Diferenças para servidores públicos
O Regime Jurídico Único da União (Lei 8.112/1990) garante até oito dias corridos de licença-nojo para servidores federais. Estados e municípios, por lei própria, oscilam entre três e oito dias. Assim, professores estaduais podem ter direito a cinco dias, policiais civis a oito, enquanto celetistas terceirizados mantêm os dois dias da CLT. É crucial consultar o estatuto aplicável a cada categoria.
Ampliação por negociação coletiva
Sindicatos podem pactuar períodos maiores – quatro, cinco ou sete dias – ou criar regras de ampliação conforme distância ou necessidade de trasladação do corpo. Acordos também podem permitir dividir o período em blocos: dois dias imediatos e mais um ou dois para cerimônias religiosas posteriores.

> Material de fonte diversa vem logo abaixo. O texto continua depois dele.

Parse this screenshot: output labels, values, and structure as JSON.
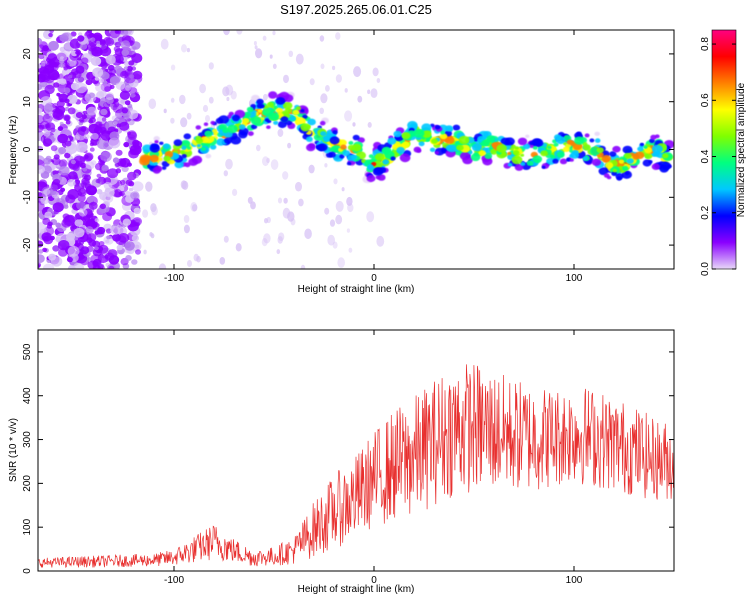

Impacto do luto na jornada 12 x 36 e em plantões
Na escala 12 x 36, cada plantão de 12 horas equivale a um dia de trabalho. Se o falecimento ocorrer antes de um plantão, o empregado tem direito a se ausentar dos dois próximos plantões. Caso o óbito ocorra logo após o expediente, contam-se os dois plantões subsequentes. A empresa não pode exigir compensação futura dessas ausências.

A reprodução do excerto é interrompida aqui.